前作との一番の相違点は、山本首相の扱い。

前作は、山本首相を演じた丹波哲郎映画だったと言っても過言ではない。

あまりにも、その印象が強かったために、他のキャラの印象が薄れてしまったほど。

今回の作品では、その不満点を改良するため、山元首相の処理には、思いきった事をやっている。

さらに、前作で、途中からいなくなってしまったような印象しかない田所博士と小野寺を、きっちり最後まで登場させている。

さらに、こちらも前作では中途半端な印象だった、阿部玲子と小野寺とのラブロマンス描写にも力を入れている。

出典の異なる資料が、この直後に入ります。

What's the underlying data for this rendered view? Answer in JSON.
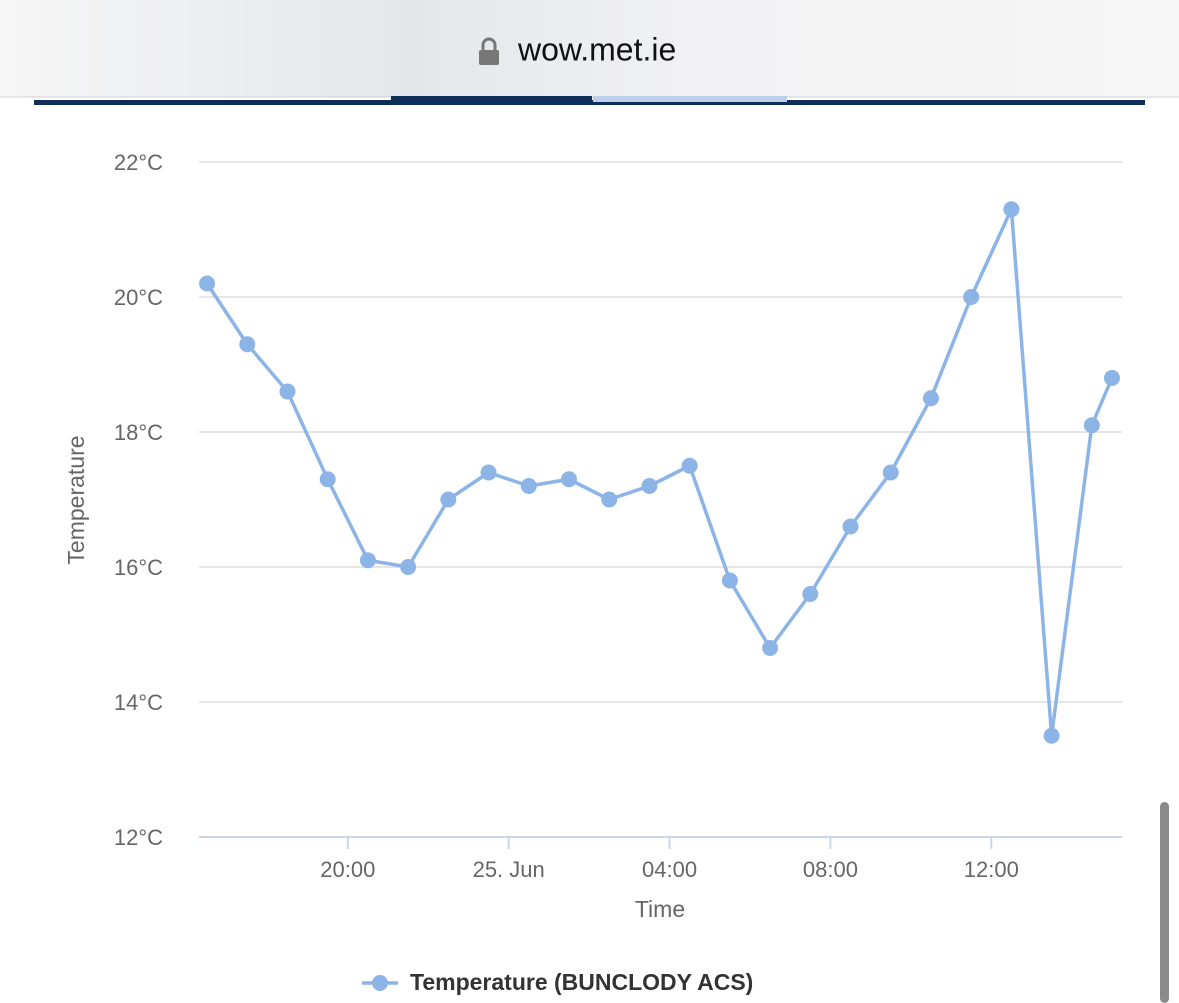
{
  "browser": {
    "url": "wow.met.ie"
  },
  "chart_data": {
    "type": "line",
    "x_label": "Time",
    "y_label": "Temperature",
    "x": [
      16.5,
      17.5,
      18.5,
      19.5,
      20.5,
      21.5,
      22.5,
      23.5,
      24.5,
      25.5,
      26.5,
      27.5,
      28.5,
      29.5,
      30.5,
      31.5,
      32.5,
      33.5,
      34.5,
      35.5,
      36.5,
      37.5,
      38.5,
      39
    ],
    "series": [
      {
        "name": "Temperature (BUNCLODY ACS)",
        "color": "#8cb4e6",
        "values": [
          20.2,
          19.3,
          18.6,
          17.3,
          16.1,
          16.0,
          17.0,
          17.4,
          17.2,
          17.3,
          17.0,
          17.2,
          17.5,
          15.8,
          14.8,
          15.6,
          16.6,
          17.4,
          18.5,
          20.0,
          21.3,
          13.5,
          18.1,
          18.8
        ]
      }
    ],
    "xlim": [
      16.3,
      39.25
    ],
    "xticks": [
      {
        "value": 20,
        "label": "20:00"
      },
      {
        "value": 24,
        "label": "25. Jun"
      },
      {
        "value": 28,
        "label": "04:00"
      },
      {
        "value": 32,
        "label": "08:00"
      },
      {
        "value": 36,
        "label": "12:00"
      }
    ],
    "ylim": [
      12,
      22
    ],
    "yticks": [
      {
        "value": 12,
        "label": "12°C"
      },
      {
        "value": 14,
        "label": "14°C"
      },
      {
        "value": 16,
        "label": "16°C"
      },
      {
        "value": 18,
        "label": "18°C"
      },
      {
        "value": 20,
        "label": "20°C"
      },
      {
        "value": 22,
        "label": "22°C"
      }
    ],
    "grid": true
  }
}
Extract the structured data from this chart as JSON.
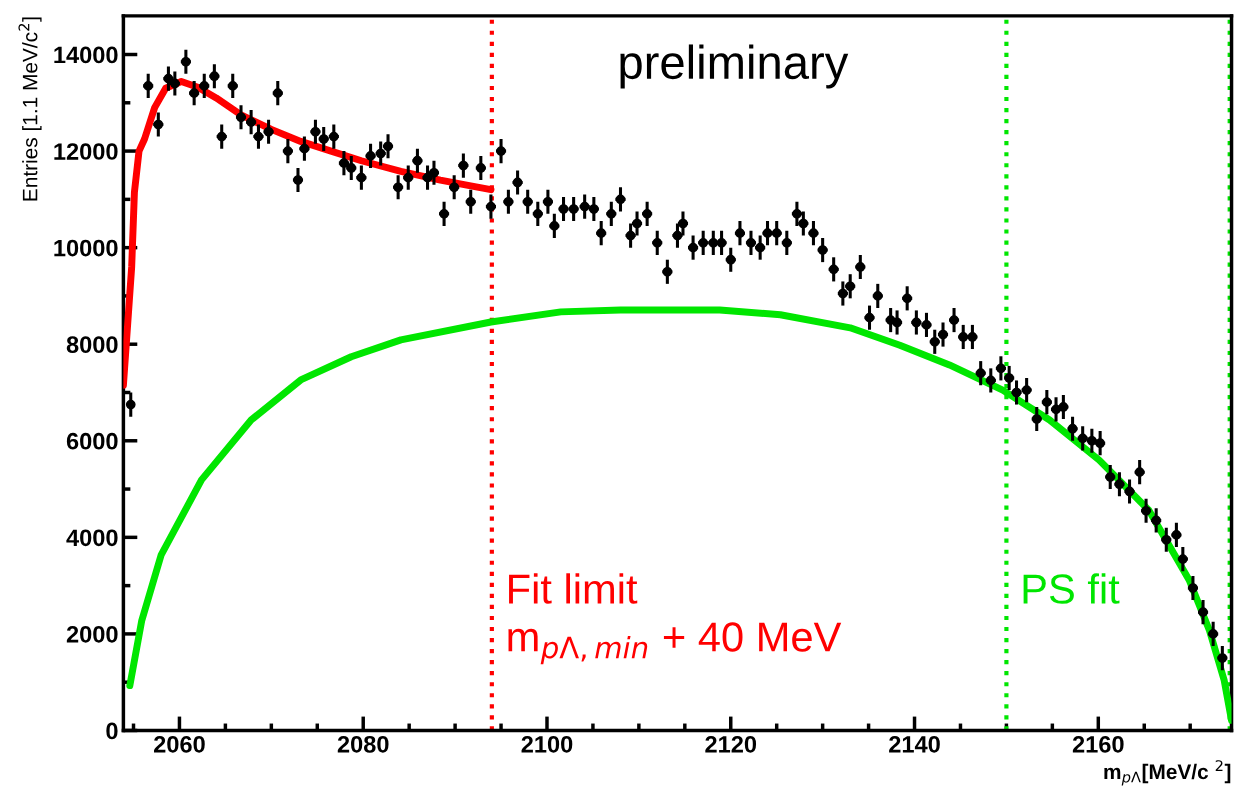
{
  "chart_data": {
    "type": "scatter",
    "xlabel": "m$_{pΛ}$[MeV/c $^{2}$]",
    "ylabel": "Entries [1.1 MeV/c$^{2}$]",
    "xlim": [
      2053.9,
      2174.5
    ],
    "xticks": [
      2060,
      2080,
      2100,
      2120,
      2140,
      2160
    ],
    "ylim": [
      0,
      14800
    ],
    "yticks": [
      0,
      2000,
      4000,
      6000,
      8000,
      10000,
      12000,
      14000
    ],
    "grid": false,
    "legend": false,
    "annotations": [
      "preliminary"
    ],
    "ref_lines": [
      {
        "axis": "x",
        "value": 2094,
        "label": "Fit limit\nm$_{pΛ,min}$ + 40 MeV",
        "color": "#ff0000",
        "line_style": "dotted"
      },
      {
        "axis": "x",
        "value": 2150,
        "label": "PS fit",
        "color": "#00e600",
        "line_style": "dotted"
      },
      {
        "axis": "x",
        "value": 2174.3,
        "color": "#00e600",
        "line_style": "dotted"
      }
    ],
    "series": [
      {
        "color": "#000000",
        "marker": "circle",
        "x": [
          2054.7,
          2056.6,
          2057.7,
          2058.8,
          2059.5,
          2060.7,
          2061.6,
          2062.7,
          2063.8,
          2064.6,
          2065.8,
          2066.7,
          2067.8,
          2068.6,
          2069.7,
          2070.7,
          2071.8,
          2072.9,
          2073.6,
          2074.8,
          2075.7,
          2076.8,
          2077.9,
          2078.7,
          2079.8,
          2080.8,
          2081.9,
          2082.7,
          2083.8,
          2084.9,
          2085.9,
          2087.0,
          2087.7,
          2088.8,
          2089.9,
          2090.9,
          2091.7,
          2092.8,
          2093.9,
          2095.0,
          2095.8,
          2096.8,
          2097.9,
          2099.0,
          2100.1,
          2100.8,
          2101.8,
          2102.9,
          2104.1,
          2105.1,
          2105.9,
          2107.0,
          2108.0,
          2109.1,
          2109.8,
          2110.9,
          2112.0,
          2113.1,
          2114.2,
          2114.8,
          2115.9,
          2117.0,
          2118.1,
          2119.0,
          2120.0,
          2121.0,
          2122.2,
          2123.2,
          2124.0,
          2125.0,
          2126.1,
          2127.2,
          2127.9,
          2129.0,
          2130.0,
          2131.2,
          2132.2,
          2133.0,
          2134.1,
          2135.1,
          2136.0,
          2137.4,
          2138.1,
          2139.2,
          2140.2,
          2141.3,
          2142.2,
          2143.1,
          2144.3,
          2145.3,
          2146.3,
          2147.2,
          2148.3,
          2149.4,
          2150.3,
          2151.1,
          2152.2,
          2153.3,
          2154.4,
          2155.4,
          2156.2,
          2157.2,
          2158.3,
          2159.3,
          2160.2,
          2161.3,
          2162.3,
          2163.4,
          2164.5,
          2165.2,
          2166.3,
          2167.4,
          2168.5,
          2169.2,
          2170.3,
          2171.4,
          2172.5,
          2173.5
        ],
        "values": [
          6750,
          13350,
          12550,
          13500,
          13400,
          13850,
          13200,
          13350,
          13550,
          12300,
          13350,
          12700,
          12600,
          12300,
          12400,
          13200,
          12000,
          11400,
          12050,
          12400,
          12250,
          12300,
          11750,
          11650,
          11450,
          11900,
          11950,
          12100,
          11250,
          11450,
          11800,
          11450,
          11550,
          10700,
          11250,
          11700,
          10950,
          11650,
          10850,
          12000,
          10950,
          11350,
          10950,
          10700,
          10950,
          10450,
          10800,
          10800,
          10850,
          10800,
          10300,
          10700,
          11000,
          10250,
          10500,
          10700,
          10100,
          9500,
          10250,
          10500,
          10000,
          10100,
          10100,
          10100,
          9750,
          10300,
          10100,
          10000,
          10300,
          10300,
          10100,
          10700,
          10500,
          10300,
          9950,
          9550,
          9050,
          9200,
          9600,
          8550,
          9000,
          8500,
          8450,
          8950,
          8450,
          8400,
          8050,
          8200,
          8500,
          8150,
          8150,
          7400,
          7250,
          7500,
          7300,
          7000,
          7050,
          6450,
          6800,
          6650,
          6700,
          6250,
          6050,
          6000,
          5950,
          5250,
          5100,
          4950,
          5350,
          4550,
          4350,
          3950,
          4050,
          3550,
          2950,
          2450,
          2000,
          1500
        ],
        "errors": [
          250,
          250,
          250,
          250,
          250,
          250,
          250,
          250,
          250,
          250,
          250,
          250,
          250,
          250,
          250,
          250,
          250,
          250,
          250,
          250,
          250,
          250,
          250,
          250,
          250,
          250,
          250,
          250,
          250,
          250,
          250,
          250,
          250,
          250,
          250,
          250,
          250,
          250,
          250,
          250,
          250,
          250,
          250,
          250,
          250,
          250,
          250,
          250,
          250,
          250,
          250,
          250,
          250,
          250,
          250,
          250,
          250,
          250,
          250,
          250,
          250,
          250,
          250,
          250,
          250,
          250,
          250,
          250,
          250,
          250,
          250,
          250,
          250,
          250,
          250,
          250,
          250,
          250,
          250,
          250,
          250,
          250,
          250,
          250,
          250,
          250,
          250,
          250,
          250,
          250,
          250,
          250,
          250,
          250,
          250,
          250,
          250,
          250,
          250,
          250,
          250,
          250,
          250,
          250,
          250,
          250,
          250,
          250,
          250,
          250,
          250,
          250,
          250,
          250,
          250,
          250,
          250,
          250
        ],
        "xerrors": [
          null,
          0.55,
          0.55,
          0.55,
          0.55,
          0.55,
          0.55,
          0.55,
          0.55,
          0.55,
          0.55,
          0.55,
          0.55,
          0.55,
          0.55,
          0.55,
          0.55,
          0.55,
          0.55,
          0.55,
          0.55,
          0.55,
          0.55,
          0.55,
          0.55,
          0.55,
          0.55,
          0.55,
          0.55,
          0.55,
          0.55,
          0.55,
          0.55,
          0.55,
          0.55,
          0.55,
          0.55,
          0.55,
          0.55,
          0.55,
          0.55,
          0.55,
          0.55,
          0.55,
          0.55,
          0.55,
          0.55,
          0.55,
          0.55,
          0.55,
          0.55,
          0.55,
          0.55,
          0.55,
          0.55,
          0.55,
          0.55,
          0.55,
          0.55,
          0.55,
          0.55,
          0.55,
          0.55,
          0.55,
          0.55,
          0.55,
          0.55,
          0.55,
          0.55,
          0.55,
          0.55,
          0.55,
          0.55,
          0.55,
          0.55,
          0.55,
          0.55,
          0.55,
          0.55,
          0.55,
          0.55,
          0.55,
          0.55,
          0.55,
          0.55,
          0.55,
          0.55,
          0.55,
          0.55,
          0.55,
          0.55,
          0.55,
          0.55,
          0.55,
          0.55,
          0.55,
          0.55,
          0.55,
          0.55,
          0.55,
          0.55,
          0.55,
          0.55,
          0.55,
          0.55,
          0.55,
          0.55,
          0.55,
          0.55,
          0.55,
          0.55,
          0.55,
          0.55,
          0.55,
          0.55,
          0.55,
          0.55,
          0.55
        ]
      },
      {
        "type": "line",
        "color": "#ff0000",
        "line_style": "solid",
        "x": [
          2053.9,
          2054.8,
          2055.1,
          2055.6,
          2056.2,
          2057.3,
          2058.5,
          2060.2,
          2062.0,
          2064.0,
          2066.7,
          2070.0,
          2073.2,
          2076.5,
          2079.8,
          2084.1,
          2088.4,
          2091.7,
          2093.9
        ],
        "values": [
          7150,
          9600,
          11150,
          12000,
          12250,
          12900,
          13300,
          13440,
          13320,
          13100,
          12750,
          12450,
          12200,
          12000,
          11800,
          11580,
          11400,
          11280,
          11200
        ]
      },
      {
        "type": "line",
        "color": "#00e600",
        "line_style": "solid",
        "x": [
          2054.6,
          2055.9,
          2058.0,
          2062.4,
          2067.8,
          2073.2,
          2078.7,
          2084.1,
          2093.9,
          2101.5,
          2108.0,
          2118.8,
          2125.4,
          2133.0,
          2138.4,
          2143.8,
          2149.6,
          2154.7,
          2160.1,
          2165.5,
          2169.9,
          2172.1,
          2173.7,
          2174.5
        ],
        "values": [
          930,
          2280,
          3630,
          5190,
          6430,
          7260,
          7740,
          8090,
          8460,
          8670,
          8710,
          8710,
          8610,
          8340,
          7980,
          7570,
          7050,
          6430,
          5600,
          4560,
          3110,
          2070,
          1040,
          210
        ]
      }
    ]
  }
}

前作での、濃いキャラ藤岡弘、と泣き顔のいしだあゆみのキャラをそっくり入れ換えたように、今回は、泣き顔の草なぎ剛と濃い顔系の柴咲コウの組み合わせにしているのも興味深い。

各々の役者たちは、前作とは又違った新しい魅力を生み出しており、悪くはないのだが、何せドラマが単調。

ラブロマンスも取ってつけたようで説得力に乏しく、今一つ共感しにくい。

新しいアイデアを取り入れたストーリー展開にしても、部分、部分を取り出すと格別悪くもないのだが、全体的に見ると、何かが決定的に欠落している感じが強い。

それは、物語の格となるカリスマ的キャラクターの不在なのか…?

日本が沈むという奇想天外なアイデアそのものを冒頭から種明かししてしまっているので、その後の展開に、特別、意外性はない訳で、前半、都市破壊のスペクタクルをある程度見せてしまうと、後は、特別ハラハラドキドキするような要素はなくなる。

実は、この弱点は前作でも同じで、前半「東京大地震」のスペクタクルが起こった後は、これと言った見せ場がなくなって、後半、何となく冗漫になってしまうのだけど、今回も、その点を改善する事は出来なかった事になる。

確かにこの話、パニックものにしては地球規模の危機というスケールが大きすぎて、今一つ我が事として実感が湧きにくいし、海外脱出という救いも平行して描かれているので、最終的には運が良いか悪いかの「諦観的な物語」になってしまう…と言う恨みはあるのだが…。

やはり、この新作で一番物足りないのは、沈没する「日本」そのものが描けていない事だろう。

「日本」は、「タイタニック」や「ポセイドン号」のような、単なる人間を乗せている乗物や器ではないはず。

そこが、「日本沈没」が、単なるパニック娯楽ものと違う一番のポイントだろう。

いかに、原作の哲学性、宗教観、政治性などは映画で表現しにくいとは言っても、冒頭であっさり見せられる「CGシミュレーション映像」に象徴されているように、単なる「記号のようなもの」として処理されてしまっては、「国土を失う」「故郷を失う」と言う事の重要性が、観ていて最後までピンと来ないのも当然かも知れない。

新作が、おばかパニックものだった「アルマゲドン」の日本版程度にしか見えないのはそのためだと思う。

ビジュアルは、金と最新VFXを使って、見事に出来ている。

ハリウッド映画を観ているような印象に近いと言っても良いだろう。

結局、樋口監督は、大好きな「特撮大作」を思う存分作る事が出来た上に、自分が愛してやまない、前の(一部で「底抜け超大作」扱いされている)「日本沈没」が、実は『結構、良く出来ていたのだ』という事を、前作不満分子たちに再認識させるという事には成功したのかも知れない。